Краснея, как последняя дура, я позволила Мередит сопроводить себя через дорогу между университетом и квартирой Кизи, которая на год превратилась в класс для мастерской, и ввести через главный вход.
За огромным столом сидели ученики.
Горло сжалось до диаметра коктейльной трубочки. Еще чуть-чуть — и вырвет.
— Знакомьтесь, это Лидия, — представила меня Мередит.
Великолепно. Теперь я должна стоять как тупица и объясняться. А перед глазами змеилось тоненькой телеграфной лентой: этокенкизиэтокенкизиэтокенкизи. Отец давал мне его книги. Мы сидели с ним в темном кинотеатре и смотрели кино. Пола Ньюмана в «Иногда великая идея…» И «Пролетая над гнездом кукушки».
Кизи с другого конца комнаты перенесся ко мне всей своей массой, выдвинул стул и сказал: «Ну, привет. Кто это у нас тут? Чикуля высшего класса?» Я впервые видела его вот так, а не на фотографии или каком-нибудь университетском мероприятии. Чем ближе он подходил, тем сильнее тошнило. Но когда он подошел вплотную, я разглядела плечи и грудь бывшего рестлера. Лицо круглое, как печенина; красные щеки, отечные из-за выпивки, испещрены сосудистыми прожилками. Волосы точно вата, хаотично наклеенная на голову. Фантастическая улыбка. Прозрачно-голубые глаза. Как мои.
Мое лицо пылало, макушка зудела, и в то время как все в комнате выглядели как писатели с магистерскими значками, я чувствовала себя девушкой-спичкой. Готовой в любую секунду вспыхнуть жалким оранжевым огоньком. Пока все смеялись над шуткой про чикулю, Кизи наклонился и прошептал мне на ухо: «Я знаю, что с тобой стряслось. Смерть — сволочь».
В 1984-м сын Кизи Джед, рестлер Орегонского университета, погиб по дороге на соревнования: фургон его команды разбился из-за изношенных шин. Моя маленькая девочка умерла в том же году. Дыхание Кизи отдавало водкой. Знакомый запах.
Он протянул мне фляжку. Мы сблизились и быстро поладили, как могут поладить два незнакомца, видевшие инопланетян. Вот и всё, что случилось. Никто никогда не задавал мне никаких вопросов, и в последнюю очередь — Кизи. Это было для меня абсолютно непостижимо. И пришлось по душе.
Мне было двадцать пять.
На первом занятии по коллективному созданию романа Кизи достал коричневый ящик для сигар и попросил Джеффа Форестера свернуть косячок. У Джеффа Форестера были красивые мелированные русые вьющиеся волосы, полупрозрачные глаза и загорелая кожа. Он напоминал серфера. Но только с нечестивым лексиконом и виртуозной речью. Глазом не моргнув Джефф свернул идеальную самокрутку, и Кизи начал свое кизи-выступление со слов:
— Всегда ненавидел сидеть в одной комнате с писателями.

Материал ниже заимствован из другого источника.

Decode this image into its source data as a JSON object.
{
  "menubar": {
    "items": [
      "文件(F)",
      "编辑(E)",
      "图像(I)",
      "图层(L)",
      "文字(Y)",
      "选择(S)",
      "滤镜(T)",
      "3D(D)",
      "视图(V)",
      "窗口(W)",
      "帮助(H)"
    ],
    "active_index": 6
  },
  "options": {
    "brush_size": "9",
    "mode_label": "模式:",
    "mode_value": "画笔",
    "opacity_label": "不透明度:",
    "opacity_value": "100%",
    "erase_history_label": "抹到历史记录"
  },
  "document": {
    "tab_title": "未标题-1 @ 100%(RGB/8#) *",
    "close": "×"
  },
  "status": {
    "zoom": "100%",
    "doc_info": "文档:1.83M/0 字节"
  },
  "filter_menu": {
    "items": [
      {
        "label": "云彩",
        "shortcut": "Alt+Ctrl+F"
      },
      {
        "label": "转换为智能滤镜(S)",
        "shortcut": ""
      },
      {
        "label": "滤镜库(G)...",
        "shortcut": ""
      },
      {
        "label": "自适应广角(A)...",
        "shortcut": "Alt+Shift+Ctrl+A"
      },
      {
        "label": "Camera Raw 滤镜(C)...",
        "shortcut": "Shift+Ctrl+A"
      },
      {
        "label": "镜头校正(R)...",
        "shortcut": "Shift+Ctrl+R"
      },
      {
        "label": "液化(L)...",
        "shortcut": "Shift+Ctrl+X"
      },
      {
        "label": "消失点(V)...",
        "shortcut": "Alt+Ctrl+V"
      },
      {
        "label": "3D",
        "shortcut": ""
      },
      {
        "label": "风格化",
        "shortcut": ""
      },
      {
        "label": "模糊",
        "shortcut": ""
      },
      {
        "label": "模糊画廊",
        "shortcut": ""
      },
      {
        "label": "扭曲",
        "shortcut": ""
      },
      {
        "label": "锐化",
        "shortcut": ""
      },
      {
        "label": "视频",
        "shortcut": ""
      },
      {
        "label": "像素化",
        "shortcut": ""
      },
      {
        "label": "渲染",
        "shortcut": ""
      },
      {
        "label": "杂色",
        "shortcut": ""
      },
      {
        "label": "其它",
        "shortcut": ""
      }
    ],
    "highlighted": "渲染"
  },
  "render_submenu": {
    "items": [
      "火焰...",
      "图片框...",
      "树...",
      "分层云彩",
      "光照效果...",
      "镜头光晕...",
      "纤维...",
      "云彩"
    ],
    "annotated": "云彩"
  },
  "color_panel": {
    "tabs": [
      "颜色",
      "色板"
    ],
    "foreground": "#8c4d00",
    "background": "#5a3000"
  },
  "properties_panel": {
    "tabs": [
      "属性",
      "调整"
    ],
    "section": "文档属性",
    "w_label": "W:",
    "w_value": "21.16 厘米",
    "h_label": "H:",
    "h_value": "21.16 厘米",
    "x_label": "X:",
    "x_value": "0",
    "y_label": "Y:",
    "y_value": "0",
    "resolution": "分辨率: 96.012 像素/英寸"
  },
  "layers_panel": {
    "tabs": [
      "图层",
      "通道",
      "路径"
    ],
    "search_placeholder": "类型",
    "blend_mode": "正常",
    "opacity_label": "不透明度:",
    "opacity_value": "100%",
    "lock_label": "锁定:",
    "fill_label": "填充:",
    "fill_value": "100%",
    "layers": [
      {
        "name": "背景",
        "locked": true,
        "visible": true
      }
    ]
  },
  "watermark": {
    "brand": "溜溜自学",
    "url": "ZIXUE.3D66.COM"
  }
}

Беннет Хаффман мощно затянулся нашим крестильным косяком и передал его дальше. Беннетт был высокий, худой и бледный. Его спокойствие гипнотизировало. Пока мы по очереди курили, он закрыл глаза, еще больше побледнел и упал на пол — практически в слоу мо. Потерял сознание. Не помню, кто из нас первым это заметил и забил тревогу. Возможно, кто-то из женщин. Вроде: может, кого-то позвать или что-то сделать? Прекрасный Беннетт лежал на полу.
Кизи же просто перешагнул через тело нашего товарища и продолжал говорить. Только сказал впроброс:
— С ним всё будет нормально.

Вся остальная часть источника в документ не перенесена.